Jika tuan rindukan daku

Pandanglah sang bulan purnama


Di tanah Sunda, istilah pantun dikenal dengan nama paparikan.


Contoh:

Sing getol nginam jajamu,

Ambeh jadi kuat urat,

Sing getol naengan elmu,

Gunana dunya akhirat.


Artinya:

Rajinlah minum jamu,

Agar kuatlah urat,

Rajinlah menuntut ilmu,

Berguna bagi dunia akhirat.


Sedangkan pada masyarakat Jawa, pantun dikenal dengan sebutan parikan.


Contoh:

Kabeh-kabeh gelung konde,

Kang endi kang gelung Jawa,

Kabeh-kabeh ana kang duwe,

Kang endi sing durung ana.


Artinya:

Semua bergelung konde,

Manakah yang gelung Jawa,

Semua telah ada yang punya,

Mana yang belum dipunya.


Sejarah Pantun

Pantun ditetapkan sebagai warisan budaya tak benda secara nasional pada tahun 2014.

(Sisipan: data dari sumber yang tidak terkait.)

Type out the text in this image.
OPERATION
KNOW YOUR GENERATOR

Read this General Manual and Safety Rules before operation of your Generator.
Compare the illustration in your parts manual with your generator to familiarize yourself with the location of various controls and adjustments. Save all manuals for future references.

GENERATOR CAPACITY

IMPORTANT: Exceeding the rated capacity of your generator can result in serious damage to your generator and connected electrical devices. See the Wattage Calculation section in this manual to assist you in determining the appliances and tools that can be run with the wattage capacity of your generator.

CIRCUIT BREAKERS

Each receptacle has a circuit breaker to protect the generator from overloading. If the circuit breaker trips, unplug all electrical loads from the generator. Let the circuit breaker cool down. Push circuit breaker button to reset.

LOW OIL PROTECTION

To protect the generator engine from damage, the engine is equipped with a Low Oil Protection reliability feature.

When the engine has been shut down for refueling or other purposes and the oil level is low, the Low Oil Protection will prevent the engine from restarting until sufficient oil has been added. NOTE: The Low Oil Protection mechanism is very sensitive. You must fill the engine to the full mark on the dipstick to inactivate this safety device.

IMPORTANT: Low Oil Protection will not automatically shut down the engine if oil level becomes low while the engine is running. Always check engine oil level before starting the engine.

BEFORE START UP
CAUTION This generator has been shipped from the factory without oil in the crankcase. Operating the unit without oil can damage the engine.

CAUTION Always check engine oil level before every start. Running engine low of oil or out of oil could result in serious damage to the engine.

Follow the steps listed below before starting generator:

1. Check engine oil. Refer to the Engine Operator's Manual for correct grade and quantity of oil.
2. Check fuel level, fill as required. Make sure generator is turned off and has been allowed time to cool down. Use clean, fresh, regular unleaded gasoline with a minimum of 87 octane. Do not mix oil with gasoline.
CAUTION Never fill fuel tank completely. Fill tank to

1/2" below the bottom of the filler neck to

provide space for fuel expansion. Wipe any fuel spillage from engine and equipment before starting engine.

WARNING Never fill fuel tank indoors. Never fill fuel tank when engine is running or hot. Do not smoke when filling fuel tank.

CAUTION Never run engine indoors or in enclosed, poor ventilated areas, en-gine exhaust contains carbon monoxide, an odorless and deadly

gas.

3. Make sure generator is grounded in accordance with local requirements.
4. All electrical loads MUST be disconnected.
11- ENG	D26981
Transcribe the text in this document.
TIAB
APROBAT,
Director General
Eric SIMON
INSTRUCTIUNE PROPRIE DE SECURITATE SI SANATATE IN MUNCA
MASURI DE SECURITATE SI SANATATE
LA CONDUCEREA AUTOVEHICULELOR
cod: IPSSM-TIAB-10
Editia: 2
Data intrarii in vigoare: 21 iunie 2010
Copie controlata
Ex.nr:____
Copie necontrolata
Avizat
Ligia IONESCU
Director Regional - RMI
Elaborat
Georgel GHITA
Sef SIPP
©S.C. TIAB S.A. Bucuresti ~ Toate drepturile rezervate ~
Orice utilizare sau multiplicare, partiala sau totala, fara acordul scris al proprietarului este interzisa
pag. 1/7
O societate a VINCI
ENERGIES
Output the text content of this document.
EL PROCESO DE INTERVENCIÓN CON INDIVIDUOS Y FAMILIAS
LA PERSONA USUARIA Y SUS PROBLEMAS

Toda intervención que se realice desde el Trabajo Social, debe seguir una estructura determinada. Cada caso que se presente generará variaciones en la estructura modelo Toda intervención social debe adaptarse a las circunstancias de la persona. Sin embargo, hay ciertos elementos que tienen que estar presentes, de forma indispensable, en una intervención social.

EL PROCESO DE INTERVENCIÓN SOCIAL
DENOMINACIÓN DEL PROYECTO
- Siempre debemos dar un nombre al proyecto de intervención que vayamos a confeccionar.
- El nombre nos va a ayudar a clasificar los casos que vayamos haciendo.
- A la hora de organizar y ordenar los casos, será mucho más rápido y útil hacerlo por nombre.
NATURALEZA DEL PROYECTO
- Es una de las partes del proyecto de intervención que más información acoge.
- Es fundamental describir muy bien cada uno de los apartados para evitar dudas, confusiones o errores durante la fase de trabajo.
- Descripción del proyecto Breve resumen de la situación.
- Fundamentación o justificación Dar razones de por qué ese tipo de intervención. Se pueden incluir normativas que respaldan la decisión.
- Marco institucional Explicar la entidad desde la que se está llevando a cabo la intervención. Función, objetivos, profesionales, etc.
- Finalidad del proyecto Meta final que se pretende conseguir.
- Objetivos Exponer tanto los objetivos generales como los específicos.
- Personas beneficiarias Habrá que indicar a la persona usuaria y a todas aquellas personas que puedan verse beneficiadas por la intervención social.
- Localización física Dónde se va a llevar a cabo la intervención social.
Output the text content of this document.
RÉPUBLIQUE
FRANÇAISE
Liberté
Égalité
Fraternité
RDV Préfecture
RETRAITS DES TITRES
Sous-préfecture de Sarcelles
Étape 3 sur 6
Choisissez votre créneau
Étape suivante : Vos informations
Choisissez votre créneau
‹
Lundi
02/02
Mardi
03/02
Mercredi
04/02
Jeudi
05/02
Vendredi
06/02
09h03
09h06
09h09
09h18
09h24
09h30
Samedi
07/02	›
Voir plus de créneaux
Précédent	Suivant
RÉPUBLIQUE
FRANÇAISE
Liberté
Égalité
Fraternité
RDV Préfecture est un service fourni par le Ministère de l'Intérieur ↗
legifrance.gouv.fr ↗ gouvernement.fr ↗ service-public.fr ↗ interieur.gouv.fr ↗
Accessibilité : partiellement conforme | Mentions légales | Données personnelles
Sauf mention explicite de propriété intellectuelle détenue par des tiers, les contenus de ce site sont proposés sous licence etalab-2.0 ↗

Pada tanggal 17 Desember 2020 UNESCO menetapkan pantun sebagai warisan budaya tak benda pada sesi ke 15 intergovernmental comittee for the safeguarding of the intangible cultural heritage.


Sebagai warisan budaya tak benda bangsa kita, pantun harus dikaji, dan ditulis agar pantun tetap lestari.


Definisi Pantun

Pantun menurut Renward Branstetter (Suseno, 2006; Setyadiharja, 2018; Setyadiharja, 2020) berasal dari kata “Pan” yang merujuk pada sifat sopan dan kata “Tun” yang merujuk pada sifat santun. 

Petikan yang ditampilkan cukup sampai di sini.